Saturday, September 05, 2015

Kim Davis: Canary in the Mine Called Theocracy

The spittle flecked hysteria of the Christofascists and parasites of the professional Christian crowd is off the charts in the wake of the much deserved jailing of Kim Davis, the Rowan County Clerk, Kentucky clerk of court who views herself to be above the law of the land because of her bizarre and warped religious beliefs.  From faux historian David Barton, to Fox News provocateur Todd Starnes, to con-artist pastors, the shrieks that there is a war against Christians and that America is now like Nazi Germany have reached a crescendo - as have the money begs from the usual suspects.  Mike Huckabee has joined the money beg crowd with donations going directly to his presidential campaign site.  The common thread throughout the bluster and theatrics is that these people want a fundamentalist Christian theocracy and their insanity would be almost humorous if they were not so potentially dangerous.  As I have questioned before, when will there hate speech lead to violence or deaths of those they deem enemies of their theocratic agenda.  A column in the Huffington Post by an Episcopal priest looks at the danger these people pose to constitutional government and the rule of law.  Here are excerpts:
As one commenter on my Facebook page put it "This is the appropriate response. Don't condemn her for hypocrisy, don't make fun of her clothes; just jail her for contempt of court until she either does her job or quits her job. That's how the state should have handled George Wallace and Ross Barnett fifty years ago, and that's how they should handle their anti-gay counterparts now."

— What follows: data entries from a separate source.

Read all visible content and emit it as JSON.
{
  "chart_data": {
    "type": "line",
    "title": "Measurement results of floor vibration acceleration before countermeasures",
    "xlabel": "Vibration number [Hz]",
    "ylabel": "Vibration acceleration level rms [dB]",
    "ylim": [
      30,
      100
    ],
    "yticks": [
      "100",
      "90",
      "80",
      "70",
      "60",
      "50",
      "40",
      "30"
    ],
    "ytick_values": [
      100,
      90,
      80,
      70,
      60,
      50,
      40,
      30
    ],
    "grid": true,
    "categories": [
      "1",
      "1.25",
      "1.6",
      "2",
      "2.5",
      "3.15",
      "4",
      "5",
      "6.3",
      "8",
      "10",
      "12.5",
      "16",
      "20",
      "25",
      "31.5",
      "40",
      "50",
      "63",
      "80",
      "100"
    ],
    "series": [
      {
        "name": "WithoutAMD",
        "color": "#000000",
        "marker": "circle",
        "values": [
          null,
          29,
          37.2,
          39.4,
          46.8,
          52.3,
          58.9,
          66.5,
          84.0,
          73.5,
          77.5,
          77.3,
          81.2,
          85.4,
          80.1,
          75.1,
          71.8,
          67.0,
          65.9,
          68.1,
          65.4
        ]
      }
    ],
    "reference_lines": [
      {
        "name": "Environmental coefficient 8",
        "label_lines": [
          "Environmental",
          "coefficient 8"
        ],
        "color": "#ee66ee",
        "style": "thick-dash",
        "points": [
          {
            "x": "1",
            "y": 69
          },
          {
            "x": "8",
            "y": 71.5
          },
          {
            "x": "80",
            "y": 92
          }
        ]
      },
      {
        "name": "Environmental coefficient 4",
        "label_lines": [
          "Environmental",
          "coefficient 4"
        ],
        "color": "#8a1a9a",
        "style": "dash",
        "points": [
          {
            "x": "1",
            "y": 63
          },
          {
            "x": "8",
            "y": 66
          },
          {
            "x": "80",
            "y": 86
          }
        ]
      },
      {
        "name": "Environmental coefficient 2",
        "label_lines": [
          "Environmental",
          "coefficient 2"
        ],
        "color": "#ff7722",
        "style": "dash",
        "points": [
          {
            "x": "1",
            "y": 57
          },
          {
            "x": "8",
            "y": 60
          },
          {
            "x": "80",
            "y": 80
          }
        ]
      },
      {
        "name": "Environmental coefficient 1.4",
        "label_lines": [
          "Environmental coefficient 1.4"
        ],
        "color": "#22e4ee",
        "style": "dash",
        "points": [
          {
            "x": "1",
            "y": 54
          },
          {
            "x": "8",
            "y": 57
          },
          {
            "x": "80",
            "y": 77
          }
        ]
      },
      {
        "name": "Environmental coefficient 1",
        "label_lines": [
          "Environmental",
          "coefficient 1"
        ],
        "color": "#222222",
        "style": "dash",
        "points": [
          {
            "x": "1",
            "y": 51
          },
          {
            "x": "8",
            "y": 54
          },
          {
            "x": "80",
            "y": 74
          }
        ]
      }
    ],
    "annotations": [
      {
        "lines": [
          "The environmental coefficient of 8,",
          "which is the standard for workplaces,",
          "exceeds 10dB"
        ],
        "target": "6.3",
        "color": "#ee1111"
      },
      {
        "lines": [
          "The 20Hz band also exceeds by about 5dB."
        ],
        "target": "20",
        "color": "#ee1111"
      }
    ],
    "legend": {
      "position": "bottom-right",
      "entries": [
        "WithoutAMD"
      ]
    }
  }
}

Exactly. But do not for a moment think that this is the end of the story. Ms Davis has auditioned for and has now won the role of Poster Child for the "Religious Liberty" movement. It is a movement that includes the scores of RFRAs (Religious Freedom Restoration Act) pending in state legislatures around the country designed to do nothing to protect actual religious liberty and everything to turn a fundamental protection of the First Amendment into a weapon of mass discrimination. 

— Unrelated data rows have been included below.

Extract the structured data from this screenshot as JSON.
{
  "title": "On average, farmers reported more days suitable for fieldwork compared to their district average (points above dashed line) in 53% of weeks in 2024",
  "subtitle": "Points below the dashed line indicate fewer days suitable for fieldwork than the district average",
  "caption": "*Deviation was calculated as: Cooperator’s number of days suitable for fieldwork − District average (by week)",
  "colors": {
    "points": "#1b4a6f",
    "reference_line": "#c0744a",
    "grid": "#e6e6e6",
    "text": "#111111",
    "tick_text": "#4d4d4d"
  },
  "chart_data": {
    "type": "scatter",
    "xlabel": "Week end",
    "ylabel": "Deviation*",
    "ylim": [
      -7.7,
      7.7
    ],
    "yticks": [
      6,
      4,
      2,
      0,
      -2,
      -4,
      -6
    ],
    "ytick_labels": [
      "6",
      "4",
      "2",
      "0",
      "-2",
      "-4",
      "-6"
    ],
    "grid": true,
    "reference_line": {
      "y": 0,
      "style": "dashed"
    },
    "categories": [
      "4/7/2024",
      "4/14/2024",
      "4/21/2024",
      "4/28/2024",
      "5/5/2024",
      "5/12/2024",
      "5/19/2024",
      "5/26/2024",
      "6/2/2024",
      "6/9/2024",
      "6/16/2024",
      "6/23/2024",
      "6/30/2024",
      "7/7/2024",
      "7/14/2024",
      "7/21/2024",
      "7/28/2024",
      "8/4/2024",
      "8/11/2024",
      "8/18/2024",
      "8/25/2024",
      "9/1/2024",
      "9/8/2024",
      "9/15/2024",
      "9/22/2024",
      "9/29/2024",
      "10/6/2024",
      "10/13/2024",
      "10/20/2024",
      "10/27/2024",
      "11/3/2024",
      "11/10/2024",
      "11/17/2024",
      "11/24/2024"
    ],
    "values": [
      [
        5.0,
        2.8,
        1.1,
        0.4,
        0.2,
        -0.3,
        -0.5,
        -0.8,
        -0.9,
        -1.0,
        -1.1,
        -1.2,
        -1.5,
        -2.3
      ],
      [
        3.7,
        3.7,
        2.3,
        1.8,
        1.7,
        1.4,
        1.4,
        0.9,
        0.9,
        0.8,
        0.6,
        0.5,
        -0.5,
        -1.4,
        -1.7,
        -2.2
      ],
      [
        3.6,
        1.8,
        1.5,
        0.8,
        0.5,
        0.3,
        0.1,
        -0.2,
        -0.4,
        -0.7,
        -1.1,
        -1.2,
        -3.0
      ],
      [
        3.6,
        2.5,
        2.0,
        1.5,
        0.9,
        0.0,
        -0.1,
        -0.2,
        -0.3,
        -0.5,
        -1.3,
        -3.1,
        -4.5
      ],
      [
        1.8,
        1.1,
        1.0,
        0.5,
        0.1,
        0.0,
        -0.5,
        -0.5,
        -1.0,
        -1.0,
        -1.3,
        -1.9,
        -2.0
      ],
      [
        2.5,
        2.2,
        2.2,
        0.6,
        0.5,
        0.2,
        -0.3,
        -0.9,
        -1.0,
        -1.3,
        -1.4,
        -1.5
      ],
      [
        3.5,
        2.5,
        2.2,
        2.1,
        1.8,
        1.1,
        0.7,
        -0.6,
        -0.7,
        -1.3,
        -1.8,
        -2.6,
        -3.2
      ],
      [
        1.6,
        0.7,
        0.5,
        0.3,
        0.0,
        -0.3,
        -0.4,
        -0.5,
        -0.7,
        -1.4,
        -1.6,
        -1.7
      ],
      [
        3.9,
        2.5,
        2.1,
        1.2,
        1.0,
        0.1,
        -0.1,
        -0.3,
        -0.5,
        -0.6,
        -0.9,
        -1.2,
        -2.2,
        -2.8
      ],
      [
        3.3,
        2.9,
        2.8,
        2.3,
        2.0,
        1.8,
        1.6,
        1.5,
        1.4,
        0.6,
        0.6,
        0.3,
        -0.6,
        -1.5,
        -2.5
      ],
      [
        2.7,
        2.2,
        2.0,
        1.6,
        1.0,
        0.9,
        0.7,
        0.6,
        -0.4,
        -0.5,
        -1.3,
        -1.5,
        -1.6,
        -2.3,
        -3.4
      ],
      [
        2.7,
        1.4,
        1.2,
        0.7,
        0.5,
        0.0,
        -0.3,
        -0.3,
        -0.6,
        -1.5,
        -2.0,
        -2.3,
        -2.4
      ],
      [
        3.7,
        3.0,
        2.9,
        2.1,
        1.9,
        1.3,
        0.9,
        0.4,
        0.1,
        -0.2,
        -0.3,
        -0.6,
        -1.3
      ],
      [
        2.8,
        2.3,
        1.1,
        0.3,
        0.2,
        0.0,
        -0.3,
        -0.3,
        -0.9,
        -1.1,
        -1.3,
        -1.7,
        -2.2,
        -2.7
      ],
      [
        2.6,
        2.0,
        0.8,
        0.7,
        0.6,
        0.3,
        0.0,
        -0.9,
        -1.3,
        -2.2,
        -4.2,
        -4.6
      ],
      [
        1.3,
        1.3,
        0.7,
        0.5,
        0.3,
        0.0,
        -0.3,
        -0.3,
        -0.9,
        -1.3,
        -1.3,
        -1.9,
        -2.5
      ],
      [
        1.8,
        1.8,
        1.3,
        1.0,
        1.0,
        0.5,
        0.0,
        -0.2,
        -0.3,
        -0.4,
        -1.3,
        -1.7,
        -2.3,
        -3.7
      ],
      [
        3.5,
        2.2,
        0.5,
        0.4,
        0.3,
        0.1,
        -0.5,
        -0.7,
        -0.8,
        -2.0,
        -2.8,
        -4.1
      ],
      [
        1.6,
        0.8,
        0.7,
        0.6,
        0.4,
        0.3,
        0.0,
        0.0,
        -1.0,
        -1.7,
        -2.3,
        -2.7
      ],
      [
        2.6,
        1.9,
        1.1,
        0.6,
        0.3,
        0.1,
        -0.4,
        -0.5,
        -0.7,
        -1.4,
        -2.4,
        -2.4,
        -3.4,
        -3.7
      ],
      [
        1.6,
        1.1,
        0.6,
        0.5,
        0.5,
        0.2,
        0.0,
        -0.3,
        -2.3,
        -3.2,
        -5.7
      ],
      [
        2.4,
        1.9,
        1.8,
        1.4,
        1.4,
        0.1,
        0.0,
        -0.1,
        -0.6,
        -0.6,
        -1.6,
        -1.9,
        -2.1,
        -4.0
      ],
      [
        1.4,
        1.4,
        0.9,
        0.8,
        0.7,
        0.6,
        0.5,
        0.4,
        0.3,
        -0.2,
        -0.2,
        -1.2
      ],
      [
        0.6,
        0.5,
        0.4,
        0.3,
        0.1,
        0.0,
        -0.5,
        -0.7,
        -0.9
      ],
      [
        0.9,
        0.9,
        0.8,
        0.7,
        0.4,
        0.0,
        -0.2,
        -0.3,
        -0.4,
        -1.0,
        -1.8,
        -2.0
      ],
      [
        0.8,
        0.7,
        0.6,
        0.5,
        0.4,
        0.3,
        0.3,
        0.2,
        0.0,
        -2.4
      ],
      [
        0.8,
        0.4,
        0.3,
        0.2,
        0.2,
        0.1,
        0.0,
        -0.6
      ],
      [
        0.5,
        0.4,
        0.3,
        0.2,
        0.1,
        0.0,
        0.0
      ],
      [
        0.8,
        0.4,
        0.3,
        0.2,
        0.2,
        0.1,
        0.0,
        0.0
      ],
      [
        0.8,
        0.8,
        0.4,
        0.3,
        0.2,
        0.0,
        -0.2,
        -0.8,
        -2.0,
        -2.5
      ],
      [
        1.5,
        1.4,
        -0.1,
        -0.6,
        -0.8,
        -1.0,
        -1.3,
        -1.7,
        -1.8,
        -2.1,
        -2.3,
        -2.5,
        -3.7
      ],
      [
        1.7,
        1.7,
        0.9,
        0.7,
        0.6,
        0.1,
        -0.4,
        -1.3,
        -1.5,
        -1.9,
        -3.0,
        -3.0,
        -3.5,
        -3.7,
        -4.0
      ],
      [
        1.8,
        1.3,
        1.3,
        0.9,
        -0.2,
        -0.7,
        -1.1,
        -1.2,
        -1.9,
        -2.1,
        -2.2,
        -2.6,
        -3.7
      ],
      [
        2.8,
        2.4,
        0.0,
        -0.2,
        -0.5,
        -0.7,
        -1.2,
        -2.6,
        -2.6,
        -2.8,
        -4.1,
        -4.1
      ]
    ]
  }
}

Kim Davis is arguably the canary in the coal mine called Theocracy -- "a form of government in which God or a deity is recognized as the supreme civil ruler." Her case is a test case for those who confuse their theology with our democracy and would replace liberty and justice for all with "liberty and justice for those who believe what I believe." And make no mistake about it: the threat is very real.  

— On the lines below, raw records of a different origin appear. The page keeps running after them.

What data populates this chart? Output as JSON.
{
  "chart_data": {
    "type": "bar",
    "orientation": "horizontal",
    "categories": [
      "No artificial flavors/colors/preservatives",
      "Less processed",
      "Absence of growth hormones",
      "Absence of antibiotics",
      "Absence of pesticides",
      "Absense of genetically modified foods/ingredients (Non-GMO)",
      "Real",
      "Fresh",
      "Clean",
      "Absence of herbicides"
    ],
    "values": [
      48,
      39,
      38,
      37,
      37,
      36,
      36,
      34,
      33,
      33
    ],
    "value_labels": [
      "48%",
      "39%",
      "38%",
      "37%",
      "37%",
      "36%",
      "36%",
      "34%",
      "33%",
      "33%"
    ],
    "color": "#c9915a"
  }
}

Whether it's denial of marriage licenses to same-sex couples or denial of reproductive health care to women, the trend of conflating individual religious beliefs with public policy decisions is a slippery and dangerous slope to the erosion of genuine religious liberty -- which is both the freedom of religion and the freedom from religion.

Because here's the deal: Religious persecution is when you're prevented from exercising your beliefs, not when you're prevented from imposing your beliefs.  

Because the Founding Fathers knew what they were doing when they wrote the First Amendment -- and what they were doing was making us a nation founded on the bedrock value of religious liberty that provides both freedom of and freedom from religion -- not only protecting each and every one of us to believe what we choose but also protecting us from discrimination based on the beliefs of others.

And my religious liberty as a Christian is only as protected as the religious liberty of every other person of every other faith -- and yes, that includes the liberty of those who choose "none of the above." And all of our liberty is threatened when the religion of any American citizen is misused to discriminate against the equal protection of any other American citizen.

Kim Davis may indeed be a victim -- but she is most certainly not the victim of religious persecution. She is the victim of theocrats in patriots' clothing exploiting her as a canary in the coal mine called Theocracy as they continue to see just how far they can go in turning this nation conceived in liberty and dedicated to the proposition that all people are created equal into "a form of government in which God or a deity is recognized as the supreme civil ruler."
As I have argued for years now, militant fundamentalist Christians are a clear and present danger to the nation.  As they become increasingly marginalized and more citizens flee their ugly version of Christianity, the likelihood for violence will increase.